Furthermore, our approach to poverty in general is isolative, effectively forcing the poor into ghettos where they have no contact with "real people." This of course makes any talents and virtues they might have utterly inaccessible to the culture as a whole. That, aside from being moderately evil is conspicuously stupid, particularly in a nation where the vast majority of our citizens are a paycheck away from feeling lucky to have a place to live in a ghetto.
Rhetorical question: What is the most common cause for bankruptcy and job loss? The answer, of course, is "Medical Expenses." And that's even in the case where people have medical insurance.
In civilized nations, it's recognized that universal health care with minimal hassle and expense is a universal concern, and therefore, it's a reasonable thing for government to be doing, so that the risks and expenses are distributed as widely as possible and the expenses shared across the whole of the economy.
There are many different ways to go about doing it, some work better than others, but there is no reasonable argument that can counter the evident positive results contrasted with the results of our own, equally expensive, non-performing system.
Indeed, I would argue that it's one of the few really obvious government mandates, now that it is inarguably both economically and practically possible to address the issue at all. If things that may become a critical threat to any citizen at any time are NOT something our governments are concerned with, what the hell are we paying them for?

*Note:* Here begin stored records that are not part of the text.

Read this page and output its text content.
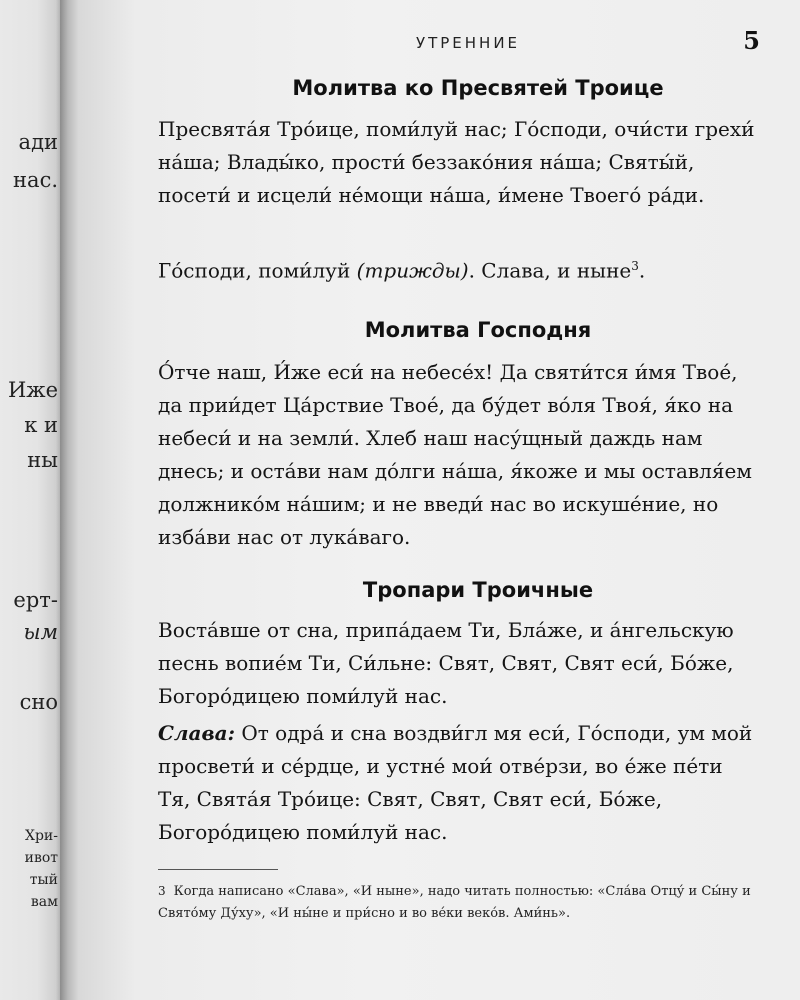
ади
нас.
Иже
к и
ны
ерт-
ым
сно
Хри-
ивот
тый
вам
УТРЕННИЕ	5
Молитва ко Пресвятей Троице
Пресвята́я Тро́ице, поми́луй нас; Го́споди, очи́сти грехи́ на́ша; Влады́ко, прости́ беззако́ния на́ша; Святы́й, посети́ и исцели́ не́мощи на́ша, и́мене Твоего́ ра́ди.
Го́споди, поми́луй (трижды). Слава, и ныне$^3$.
Молитва Господня
О́тче наш, И́же еси́ на небесе́х! Да святи́тся и́мя Твое́, да прии́дет Ца́рствие Твое́, да бу́дет во́ля Твоя́, я́ко на небеси́ и на земли́. Хлеб наш насу́щный даждь нам днесь; и оста́ви нам до́лги на́ша, я́коже и мы оставля́ем должнико́м на́шим; и не введи́ нас во искуше́ние, но изба́ви нас от лука́ваго.
Тропари Троичные
Воста́вше от сна, припа́даем Ти, Бла́же, и а́нгельскую песнь вопие́м Ти, Си́льне: Свят, Свят, Свят еси́, Бо́же, Богоро́дицею поми́луй нас.
Слава: От одра́ и сна воздви́гл мя еси́, Го́споди, ум мой просвети́ и се́рдце, и устне́ мои́ отве́рзи, во е́же пе́ти Тя, Свята́я Тро́ице: Свят, Свят, Свят еси́, Бо́же, Богоро́дицею поми́луй нас.
3 Когда написано «Слава», «И ныне», надо читать полностью: «Сла́ва Отцу́ и Сы́ну и Свято́му Ду́ху», «И ны́не и при́сно и во ве́ки веко́в. Ами́нь».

My final thought is that Liberty cannot be and must not be ever considered to be conditional on any standard of "ought" or "should." I could construct an ethical argument, both long and compelling, but I'll short-cut it as being moot.

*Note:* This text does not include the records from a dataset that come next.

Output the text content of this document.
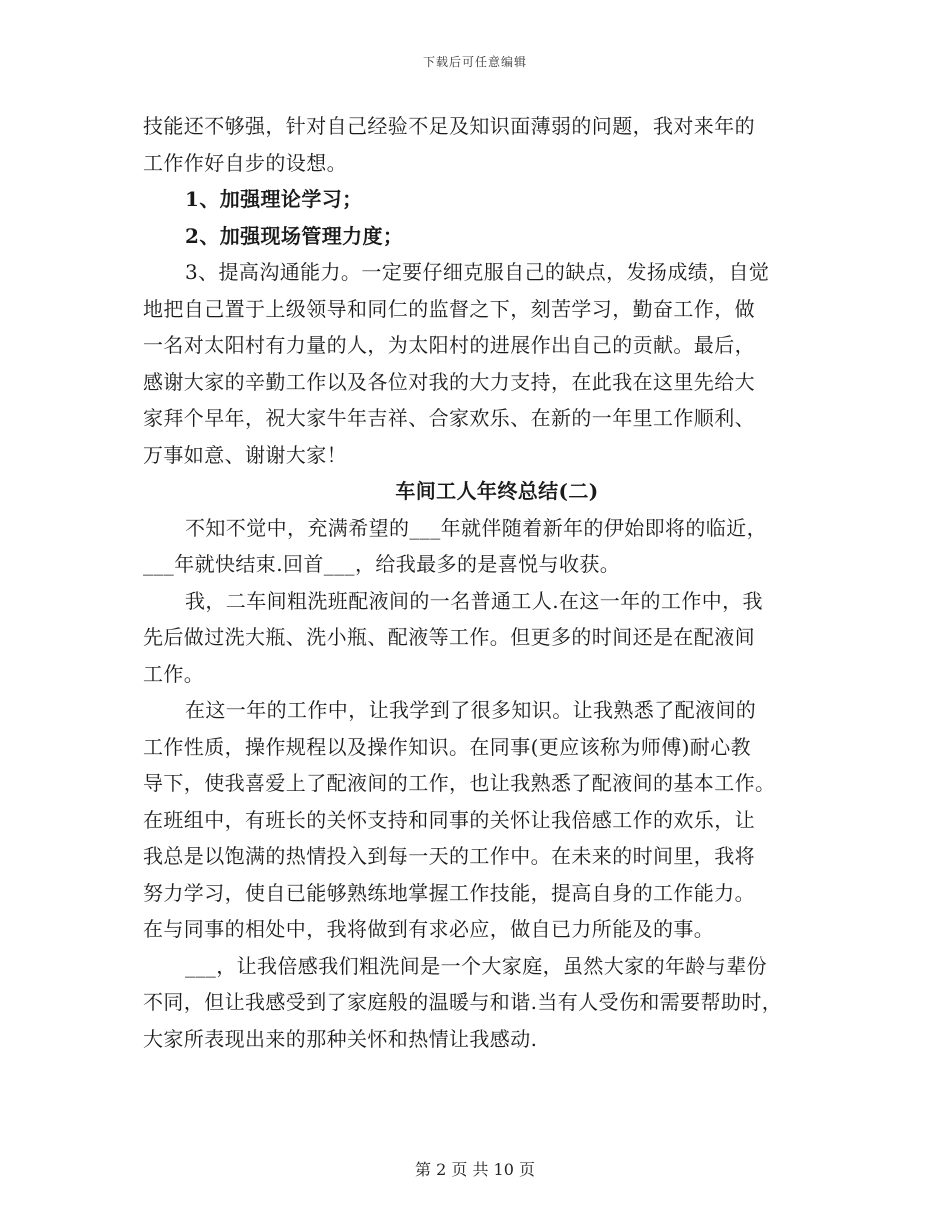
下载后可任意编辑
技能还不够强，针对自己经验不足及知识面薄弱的问题，我对来年的
工作作好自步的设想。
1、加强理论学习；
2、加强现场管理力度；
3、提高沟通能力。一定要仔细克服自己的缺点，发扬成绩，自觉
地把自己置于上级领导和同仁的监督之下，刻苦学习，勤奋工作，做
一名对太阳村有力量的人，为太阳村的进展作出自己的贡献。最后，
感谢大家的辛勤工作以及各位对我的大力支持，在此我在这里先给大
家拜个早年，祝大家牛年吉祥、合家欢乐、在新的一年里工作顺利、
万事如意、谢谢大家！
车间工人年终总结(二)
不知不觉中，充满希望的___年就伴随着新年的伊始即将的临近，
___年就快结束.回首___，给我最多的是喜悦与收获。
我，二车间粗洗班配液间的一名普通工人.在这一年的工作中，我
先后做过洗大瓶、洗小瓶、配液等工作。但更多的时间还是在配液间
工作。
在这一年的工作中，让我学到了很多知识。让我熟悉了配液间的
工作性质，操作规程以及操作知识。在同事(更应该称为师傅)耐心教
导下，使我喜爱上了配液间的工作，也让我熟悉了配液间的基本工作。
在班组中，有班长的关怀支持和同事的关怀让我倍感工作的欢乐，让
我总是以饱满的热情投入到每一天的工作中。在未来的时间里，我将
努力学习，使自已能够熟练地掌握工作技能，提高自身的工作能力。
在与同事的相处中，我将做到有求必应，做自已力所能及的事。
___，让我倍感我们粗洗间是一个大家庭，虽然大家的年龄与辈份
不同，但让我感受到了家庭般的温暖与和谐.当有人受伤和需要帮助时，
大家所表现出来的那种关怀和热情让我感动.
第 2 页 共 10 页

No system or philosophy of government or social organization that let a theoretical ideal of a proper citizen trump the reality of the variable nature of people has ever long survived, much less prospered.
Visit any nation which has fallen into domination by religious fanaticism of any stripe. Or consider, if you will, the track record of equally fanatical secular movements such as Maoism or Marxism.

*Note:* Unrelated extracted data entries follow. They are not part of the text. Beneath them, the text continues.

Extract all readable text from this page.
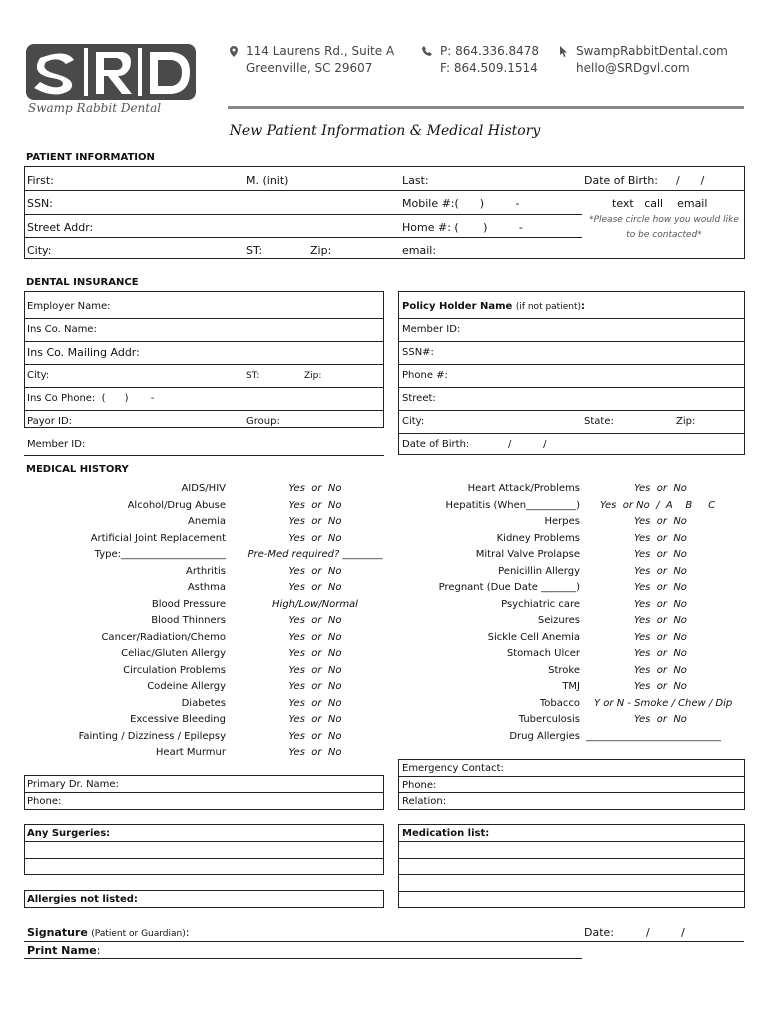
Swamp Rabbit Dental
114 Laurens Rd., Suite A
Greenville, SC 29607
P: 864.336.8478
F: 864.509.1514
SwampRabbitDental.com
hello@SRDgvl.com
New Patient Information & Medical History
PATIENT INFORMATION
First:	M. (init)	Last:	Date of Birth: /      /
SSN:	Mobile #:(      )         -	text   call    email
Street Addr:	Home #: (       )         -
*Please circle how you would like
to be contacted*
City:	ST:	Zip:	email:
DENTAL INSURANCE
Employer Name:	Policy Holder Name (if not patient):
Ins Co. Name:	Member ID:
Ins Co. Mailing Addr:	SSN#:
City:	ST:	Zip:	Phone #:
Ins Co Phone:  (      )       -	Street:
Payor ID:	Group:	City:	State:	Zip:
Member ID:	Date of Birth:	/          /
MEDICAL HISTORY
AIDS/HIV	Yes  or  No
Alcohol/Drug Abuse	Yes  or  No
Anemia	Yes  or  No
Artificial Joint Replacement	Yes  or  No
Type:_____________________	Pre-Med required? ________
Arthritis	Yes  or  No
Asthma	Yes  or  No
Blood Pressure	High/Low/Normal
Blood Thinners	Yes  or  No
Cancer/Radiation/Chemo	Yes  or  No
Celiac/Gluten Allergy	Yes  or  No
Circulation Problems	Yes  or  No
Codeine Allergy	Yes  or  No
Diabetes	Yes  or  No
Excessive Bleeding	Yes  or  No
Fainting / Dizziness / Epilepsy	Yes  or  No
Heart Murmur	Yes  or  No
Heart Attack/Problems	Yes  or  No
Hepatitis (When__________) Yes  or No  /  A    B     C
Herpes	Yes  or  No
Kidney Problems	Yes  or  No
Mitral Valve Prolapse	Yes  or  No
Penicillin Allergy	Yes  or  No
Pregnant (Due Date _______)	Yes  or  No
Psychiatric care	Yes  or  No
Seizures	Yes  or  No
Sickle Cell Anemia	Yes  or  No
Stomach Ulcer	Yes  or  No
Stroke	Yes  or  No
TMJ	Yes  or  No
Tobacco Y or N - Smoke / Chew / Dip
Tuberculosis	Yes  or  No
Drug Allergies ___________________________
Primary Dr. Name:
Phone:
Emergency Contact:
Phone:
Relation:
Any Surgeries:	Medication list:
Allergies not listed:
Signature (Patient or Guardian):	Date:	/         /
Print Name:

Liberty, in order for it to be Liberty, requires that Liberty exist for all, that it never be conditional on wealth, privilege, access to power or politically correct behavior - save the necessary restrictions on interpersonal and mob violence we all have an inherent right to protect ourselves against and therefore must be the most fundamental duty of government to ensure.
We must all be free to make mistakes and we deserve government that values and encourages people exploring the limits of liberty to see what of interest may be found. This encouragement of creative ferment and a toleration of those who try and fail also creates a context where more successes occur in an absolute sense - simply by empowering people to take the risk in the first place.
It may seem counter-intuitive that a libertarian goal of maximizing freedom for all may actually require some approaches common to socialism - but in the end, it's not the means, but the end that makes a society what it is.